Grup üyeleri uzun süren yolculuk boyunca bu şarkıya çalıştıktan sonra Sirkeci
Garı’na indiklerinde şarkıyı sahnede söylemeye hazırdırlar bile.
İlk konser aynı günün akşamı Ankara’dadır.
Konser verecekleri salonda büyük bir kalabalığın yanı sıra Dario Moreno da
vardır. Los Alcarson “Gözleri Aşka Gülen”i söylerken salondan büyük bir ilgi ve
alkış görür. Bu yoğun ilgi üzerine Türklere çok ısınan ve Türkiye’yi çok seven
solist Juanito grubundan ayrılarak Türkiye’ye yerleşmeye karar verir. Bu
fikrini ilk açtığı kişi olan babası ise şu sözlerle destekler oğlunu: “Oğlum
sen zaten Tunus’ta doğdun, yani bir yerde Osmanlı’sın. Şu anda da aslında özüne
dönüyorsun. Ben bundan mutluluk duyarım."
Juanito 3 ay gibi kısa bir sürede Türkçe
öğrenir, İstanbul’da ve Dario Moreno sayesinde Ege Bölgesi’nde birçok konser
verir, özellikle o dönem Fecri Ebcioğlu’nun başını çektiği kişilerle birlikte
çalışarak Fransızca’dan çevrilen bir çok şarkıyı kırık Türkçesiyle seslendirir
ve herkese sevdirir. Sonrasında ise ses tellerinden geçirdiği bir rahatsızlık üzerine
müzik kariyerine nokta koymak zorunda kalır ve tıpkı Türkiye’ye gelişi gibi
yine sessiz sedasız bir şekilde ayrılır bu topraklardan.

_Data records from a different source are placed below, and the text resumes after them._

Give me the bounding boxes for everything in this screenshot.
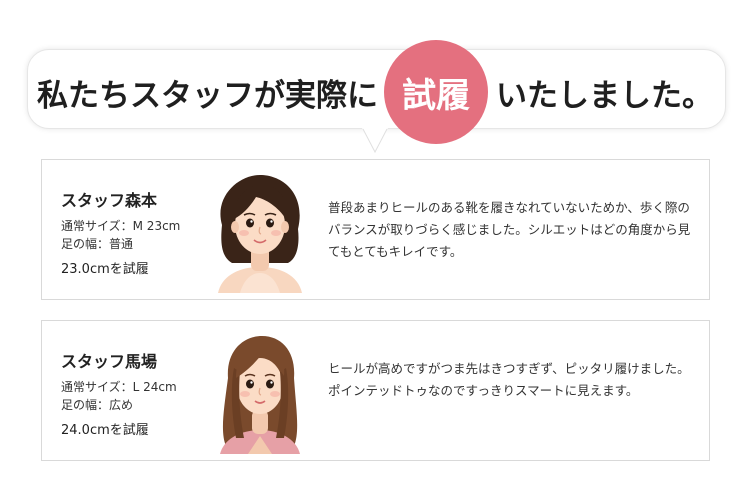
- headline-tail: いたしました。: [496, 77, 713, 114]
- woman-long-brown-hair-avatar-icon: [220, 336, 300, 454]
- tried-size: 24.0cmを試履: [61, 423, 149, 438]
- staff-card: スタッフ森本 通常サイズ：M 23cm 足の幅：普通 23.0cmを試履 普段あ…: [41, 159, 710, 300]
- staff-card: スタッフ馬場 通常サイズ：L 24cm 足の幅：広め 24.0cmを試履 ヒール…: [41, 320, 710, 461]
- usual-size: 通常サイズ：M 23cm: [61, 219, 181, 233]
- highlight-badge: 試履: [384, 40, 488, 144]
- headline-lead: 私たちスタッフが実際に: [37, 77, 378, 114]
- woman-short-dark-hair-avatar-icon: [218, 175, 302, 293]
- staff-comment: 普段あまりヒールのある靴を履きなれていないためか、歩く際のバランスが取りづらく感…: [328, 200, 691, 259]
- usual-size: 通常サイズ：L 24cm: [61, 380, 177, 394]
- foot-width: 足の幅：広め: [61, 398, 134, 412]
- speech-bubble-tail: [362, 128, 388, 154]
- staff-name: スタッフ馬場: [61, 352, 158, 371]
- tried-size: 23.0cmを試履: [61, 262, 149, 277]
- foot-width: 足の幅：普通: [61, 237, 134, 251]
- headline: 私たちスタッフが実際に 試履 いたしました。: [0, 40, 750, 144]
- staff-name: スタッフ森本: [61, 191, 158, 210]
- staff-comment: ヒールが高めですがつま先はきつすぎず、ピッタリ履けました。ポインテッドトゥなので…: [328, 361, 690, 398]
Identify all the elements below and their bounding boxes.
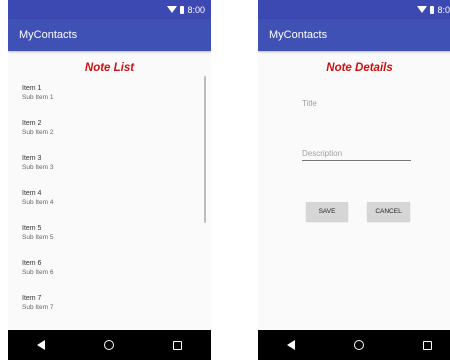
back-icon[interactable] <box>287 340 296 350</box>
status-time: 8:00 <box>187 4 205 15</box>
list-item-title: Item 5 <box>22 225 42 232</box>
list-item-subtitle: Sub Item 5 <box>22 234 54 241</box>
list-item[interactable]: Item 6 Sub Item 6 <box>22 259 201 294</box>
note-list-screen: 8:00 MyContacts Note List Item 1 Sub Ite… <box>8 0 211 360</box>
list-scrollbar[interactable] <box>204 76 206 223</box>
app-title: MyContacts <box>19 29 78 41</box>
title-field[interactable]: Title <box>302 99 411 108</box>
recents-icon[interactable] <box>422 340 432 350</box>
list-item-title: Item 2 <box>22 120 42 127</box>
note-details-heading: Note Details <box>326 62 393 74</box>
note-list: Item 1 Sub Item 1 Item 2 Sub Item 2 Item… <box>22 84 201 329</box>
status-bar: 8:00 <box>8 0 211 19</box>
list-item[interactable]: Item 7 Sub Item 7 <box>22 294 201 329</box>
list-item[interactable]: Item 2 Sub Item 2 <box>22 119 201 154</box>
list-item-title: Item 1 <box>22 85 42 92</box>
list-item[interactable]: Item 4 Sub Item 4 <box>22 189 201 224</box>
list-item-title: Item 7 <box>22 295 42 302</box>
save-button[interactable]: SAVE <box>306 202 348 221</box>
status-time: 8:00 <box>437 4 450 15</box>
list-item-title: Item 6 <box>22 260 42 267</box>
app-title: MyContacts <box>269 29 328 41</box>
wifi-icon <box>417 6 428 13</box>
list-item[interactable]: Item 5 Sub Item 5 <box>22 224 201 259</box>
note-details-screen: 8:00 MyContacts Note Details Title Descr… <box>258 0 450 360</box>
list-item-subtitle: Sub Item 6 <box>22 269 54 276</box>
list-item-subtitle: Sub Item 7 <box>22 304 54 311</box>
list-item-subtitle: Sub Item 3 <box>22 164 54 171</box>
list-item-title: Item 4 <box>22 190 42 197</box>
app-bar: MyContacts <box>258 19 450 51</box>
app-bar: MyContacts <box>8 19 211 51</box>
title-placeholder: Title <box>302 99 317 108</box>
list-item[interactable]: Item 3 Sub Item 3 <box>22 154 201 189</box>
home-icon[interactable] <box>103 340 114 350</box>
list-item[interactable]: Item 1 Sub Item 1 <box>22 84 201 119</box>
status-bar: 8:00 <box>258 0 450 19</box>
list-item-subtitle: Sub Item 4 <box>22 199 54 206</box>
description-placeholder: Description <box>302 149 343 158</box>
list-item-title: Item 3 <box>22 155 42 162</box>
navigation-bar <box>258 330 450 360</box>
wifi-icon <box>167 6 178 13</box>
battery-icon <box>430 5 435 14</box>
back-icon[interactable] <box>37 340 46 350</box>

Belki farkında olmadan bir şarkısına
bir yerlerde çalarken denk gelmişsinizdir, ama eminim bugün bu topraklarda,
özellikle genç nüfusun çoğu Juanito’nun bu farklı hikayesinden hatta varlığından dahi haberdar
değildir. Bundan dolayı ben de kısa süre önce tesadüfen keşfettiğim, bugün Paris sokaklarında taksicilik yapmakta olan bu güzel adamı insanlara tanıtmak
için uzun zaman sonra bloga yazmaya geri dönerken, onu Türkiye’de ünlü yapan şarkıyı
ise “gözleri aşka gülen” sevdiceğime ithaf etmek istedim. İyi dinlemeler :)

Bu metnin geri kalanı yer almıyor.